AssafSinger94 / dino-tracker

Official Pytorch Implementation for “DINO-Tracker: Taming DINO for Self-Supervised Point Tracking in a Single Video”
MIT License
361 stars 39 forks source link

How to train dino-tracker on customized videos? #6

Closed willipwk closed 3 months ago

willipwk commented 4 months ago

Thanks for your great work!

I'm trying to train dino-tracker on my customized video. The original resolution is $640\times 480$. I also modified the video_resh and video_resw in config files. The input file looks like this:

00000 00000

But the output looks weird.

https://github.com/AssafSinger94/dino-tracker/assets/58909139/991cfed1-3a15-44bd-b95b-10713b143c68

Then I guess maybe the resolution should be divisible by 14 since DINO will create $14\times 14$ image patches. So I slightly cut and zero pad the original input into $644\times 476$ and modify the config file. But the output is not correct either. The dots do not match the shape of the tie exactly.

https://github.com/AssafSinger94/dino-tracker/assets/58909139/571a71ff-407d-492b-973c-208e126e978a

Finally I check the input resolution of the horsejump example. The resolution is $854\times 480$. So again I cut and zero pad the original images into this size and finally get the correct result.

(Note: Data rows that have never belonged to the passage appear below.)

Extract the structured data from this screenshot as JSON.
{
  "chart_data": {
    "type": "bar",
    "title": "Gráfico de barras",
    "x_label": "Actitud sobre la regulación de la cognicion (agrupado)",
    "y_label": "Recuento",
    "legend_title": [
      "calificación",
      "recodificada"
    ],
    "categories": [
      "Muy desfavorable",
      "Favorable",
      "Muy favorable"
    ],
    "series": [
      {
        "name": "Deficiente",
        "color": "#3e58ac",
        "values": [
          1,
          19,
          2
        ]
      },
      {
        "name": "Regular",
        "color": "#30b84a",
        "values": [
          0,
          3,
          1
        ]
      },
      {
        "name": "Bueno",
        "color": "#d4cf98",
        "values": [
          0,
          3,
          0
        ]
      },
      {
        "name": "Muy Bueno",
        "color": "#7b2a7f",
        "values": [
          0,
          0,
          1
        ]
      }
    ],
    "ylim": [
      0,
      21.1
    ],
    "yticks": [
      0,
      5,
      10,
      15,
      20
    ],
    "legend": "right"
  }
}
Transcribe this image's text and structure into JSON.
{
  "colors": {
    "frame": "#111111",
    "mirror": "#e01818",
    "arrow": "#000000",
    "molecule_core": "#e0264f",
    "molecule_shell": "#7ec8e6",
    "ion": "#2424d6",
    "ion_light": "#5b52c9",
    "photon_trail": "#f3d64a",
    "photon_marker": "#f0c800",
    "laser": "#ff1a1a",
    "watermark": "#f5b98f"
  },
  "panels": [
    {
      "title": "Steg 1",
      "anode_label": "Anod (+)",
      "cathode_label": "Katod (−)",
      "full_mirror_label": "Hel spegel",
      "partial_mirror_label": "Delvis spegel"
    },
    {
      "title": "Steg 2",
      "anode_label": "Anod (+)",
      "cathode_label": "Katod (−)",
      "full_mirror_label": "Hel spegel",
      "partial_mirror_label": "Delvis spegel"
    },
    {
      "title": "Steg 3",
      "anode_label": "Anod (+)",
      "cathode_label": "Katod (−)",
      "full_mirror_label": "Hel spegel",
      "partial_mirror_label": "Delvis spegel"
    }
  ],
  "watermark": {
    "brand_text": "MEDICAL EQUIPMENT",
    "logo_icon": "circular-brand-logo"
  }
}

https://github.com/AssafSinger94/dino-tracker/assets/58909139/0569fba0-eb1a-4502-a362-7e723399920b

So I wonder how to train dino-tracker on videos with resolution other than $854\times 480$? Or does the current implementation only support this input resolution?

tnarek commented 4 months ago

hi @willipwk, thanks for your question. The way it is currently implemented, DINO-Tracker can be trained on a video of any resolution, but the video is being resized to the standard 854x480 resolution.

AtaAtasoy commented 4 months ago

Hi, I also had a similar problem when training with custom video resolutions and the visualization looked off. Then I realized that I had to modify these lines in visualize_rainbow.py

parser.add_argument("--infer-res-size", type=int, nargs=2, default=(476, 854), help="Inference resolution size, (h, w). --NOTE-- change according to values in train.yaml.")

parser.add_argument("--of-res-size", type=int, nargs=2, default=(476, 854), help="Optical flow resolution size, (h, w). --NOTE-- change according to values in preprocess.yaml.")

I know this is a bit too trivial (laughed at myself when I realized this 😄 ) but could this be your problem?

willipwk commented 4 months ago

Hi, I also had a similar problem when training with custom video resolutions and the visualization looked off. Then I realized that I had to modify these lines in visualize_rainbow.py

parser.add_argument("--infer-res-size", type=int, nargs=2, default=(476, 854), help="Inference resolution size, (h, w). --NOTE-- change according to values in train.yaml.")

parser.add_argument("--of-res-size", type=int, nargs=2, default=(476, 854), help="Optical flow resolution size, (h, w). --NOTE-- change according to values in preprocess.yaml.")

I know this is a bit too trivial (laughed at myself when I realized this 😄 ) but could this be your problem?

Ohhhhhh I get it. Indeed after I specify these two arguments in my case, the output looks very nice. Thanks for both of your comments @AtaAtasoy, @tnarek .

tnarek commented 3 months ago

thanks @AtaAtasoy for your input! I'm closing this issue now.